New study from RMIT University PhD student unlocks the incredible potential of bulk metallic glass.
Despite the name, metallic glass has nothing to do with shiny windows. It is a solid metal alloy that is super strong – with enormous potential for structural use – from building planes to nano (incredibly small) electronics.
Yet while these new composites are at the forefront of materials development thanks to superior mechanical and structural properties, they are also brittle and wildly unpredictable. Harnessing their strengths is proving elusive as their non-crystalline atomic structure is difficult to pin down.
These alloys can also suffer catastrophic failure under force. That’s a problem.
Which is why RMIT PhD student MM Ali Rafique has investigated ways to predict the behaviour of different metal matrix composite materials and therefore, of metallic glass.
“Their performance is dubious and requires extensive experimentation to draw conclusions. In our recent study we show you can overcome this pitfall with a simulation,” Rafique said.

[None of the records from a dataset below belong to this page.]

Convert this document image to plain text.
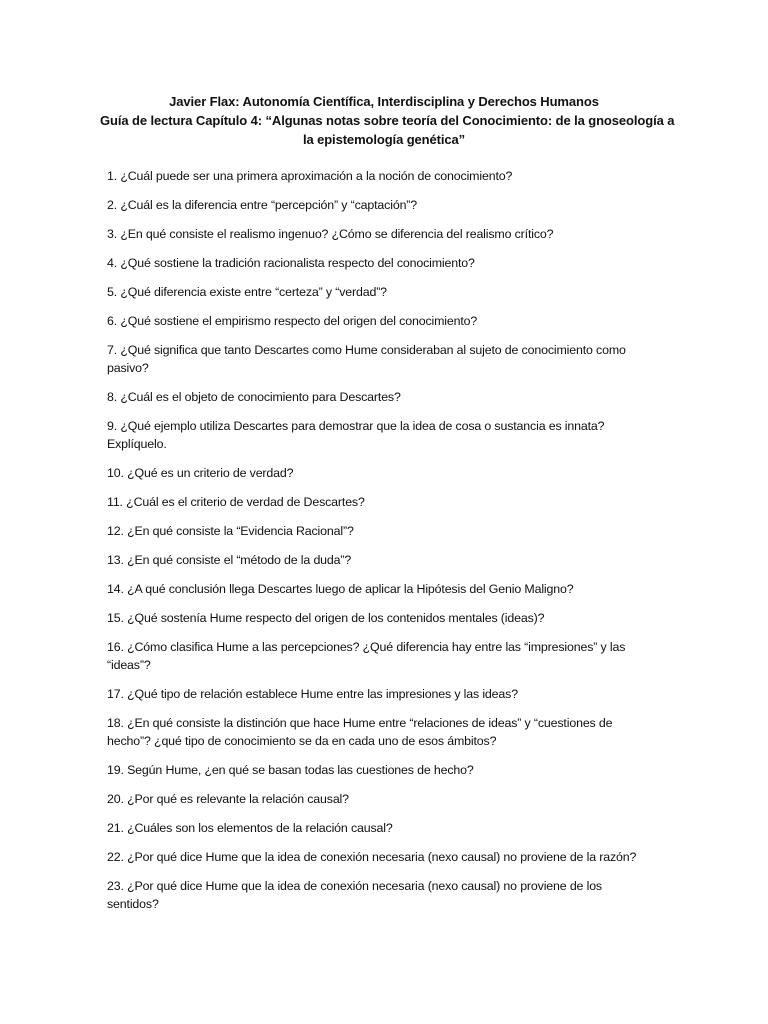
Javier Flax: Autonomía Científica, Interdisciplina y Derechos Humanos
Guía de lectura Capítulo 4: “Algunas notas sobre teoría del Conocimiento: de la gnoseología a
la epistemología genética”
1. ¿Cuál puede ser una primera aproximación a la noción de conocimiento?
2. ¿Cuál es la diferencia entre “percepción” y “captación”?
3. ¿En qué consiste el realismo ingenuo? ¿Cómo se diferencia del realismo crítico?
4. ¿Qué sostiene la tradición racionalista respecto del conocimiento?
5. ¿Qué diferencia existe entre “certeza” y “verdad”?
6. ¿Qué sostiene el empirismo respecto del origen del conocimiento?
7. ¿Qué significa que tanto Descartes como Hume consideraban al sujeto de conocimiento como
pasivo?
8. ¿Cuál es el objeto de conocimiento para Descartes?
9. ¿Qué ejemplo utiliza Descartes para demostrar que la idea de cosa o sustancia es innata?
Explíquelo.
10. ¿Qué es un criterio de verdad?
11. ¿Cuál es el criterio de verdad de Descartes?
12. ¿En qué consiste la “Evidencia Racional”?
13. ¿En qué consiste el “método de la duda”?
14. ¿A qué conclusión llega Descartes luego de aplicar la Hipótesis del Genio Maligno?
15. ¿Qué sostenía Hume respecto del origen de los contenidos mentales (ideas)?
16. ¿Cómo clasifica Hume a las percepciones? ¿Qué diferencia hay entre las “impresiones” y las
“ideas”?
17. ¿Qué tipo de relación establece Hume entre las impresiones y las ideas?
18. ¿En qué consiste la distinción que hace Hume entre “relaciones de ideas” y “cuestiones de
hecho”? ¿qué tipo de conocimiento se da en cada uno de esos ámbitos?
19. Según Hume, ¿en qué se basan todas las cuestiones de hecho?
20. ¿Por qué es relevante la relación causal?
21. ¿Cuáles son los elementos de la relación causal?
22. ¿Por qué dice Hume que la idea de conexión necesaria (nexo causal) no proviene de la razón?
23. ¿Por qué dice Hume que la idea de conexión necesaria (nexo causal) no proviene de los
sentidos?
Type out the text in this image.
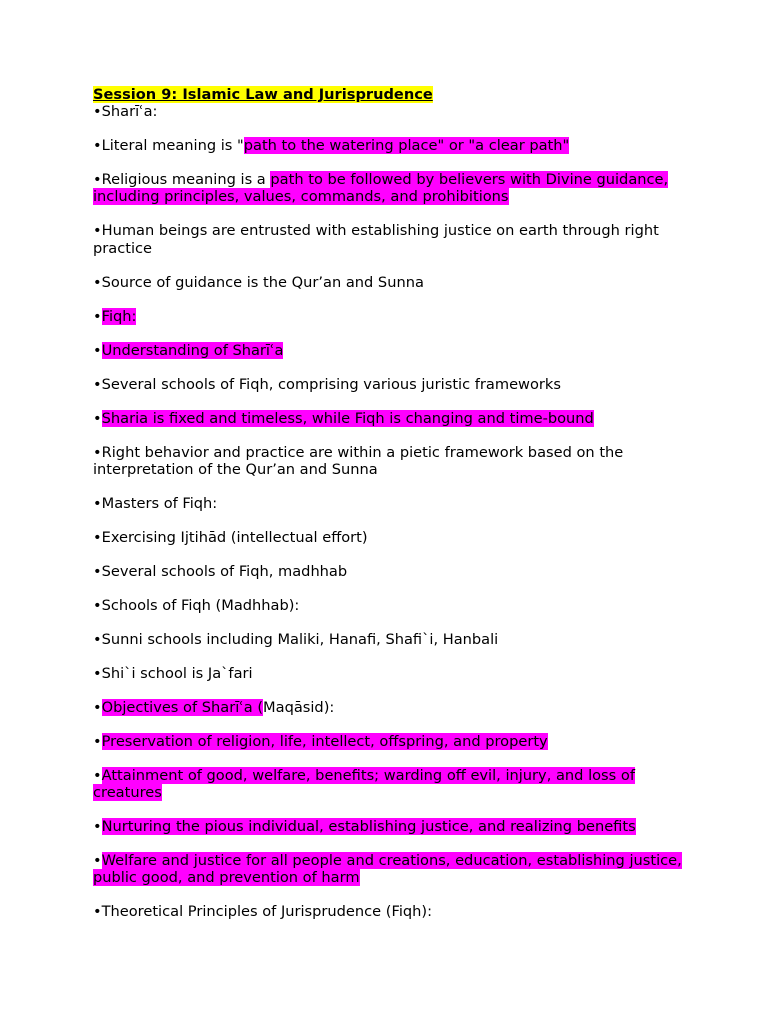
Session 9: Islamic Law and Jurisprudence
•Sharīʿa:
•Literal meaning is "path to the watering place" or "a clear path"
•Religious meaning is a path to be followed by believers with Divine guidance, including principles, values, commands, and prohibitions
•Human beings are entrusted with establishing justice on earth through right practice
•Source of guidance is the Qur’an and Sunna
•Fiqh:
•Understanding of Sharīʿa
•Several schools of Fiqh, comprising various juristic frameworks
•Sharia is fixed and timeless, while Fiqh is changing and time-bound
•Right behavior and practice are within a pietic framework based on the interpretation of the Qur’an and Sunna
•Masters of Fiqh:
•Exercising Ijtihād (intellectual effort)
•Several schools of Fiqh, madhhab
•Schools of Fiqh (Madhhab):
•Sunni schools including Maliki, Hanafi, Shafi`i, Hanbali
•Shi`i school is Ja`fari
•Objectives of Sharīʿa (Maqāsid):
•Preservation of religion, life, intellect, offspring, and property
•Attainment of good, welfare, benefits; warding off evil, injury, and loss of creatures
•Nurturing the pious individual, establishing justice, and realizing benefits
•Welfare and justice for all people and creations, education, establishing justice, public good, and prevention of harm
•Theoretical Principles of Jurisprudence (Fiqh):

Along with fellow researchers, Dong Qiu and Mark Easton from the School of Engineering, Rafique developed a simple tool to measure the microstructural features of metallic glass when cooled from a liquid state. The study was recently published in the Material Research Society’s journal, MRS Advances.
“It is a quantitative mathematical model that yields information about numerical parameters necessary to understand the behaviour of each individual element. It’s simple and easy to use,” Rafique said.
“It has potential benefits to the manufacturing industry, for foundries and also in steel making and chemicals development.”
Professor Calum Drummond, Deputy Vice-Chancellor Research and Innovation, said the study was a big step forward for industry.
“We now have a model that explains individual elements’ behaviour in these multi-component alloys. We encourage this sort of work as it should have a broad impact on industry.”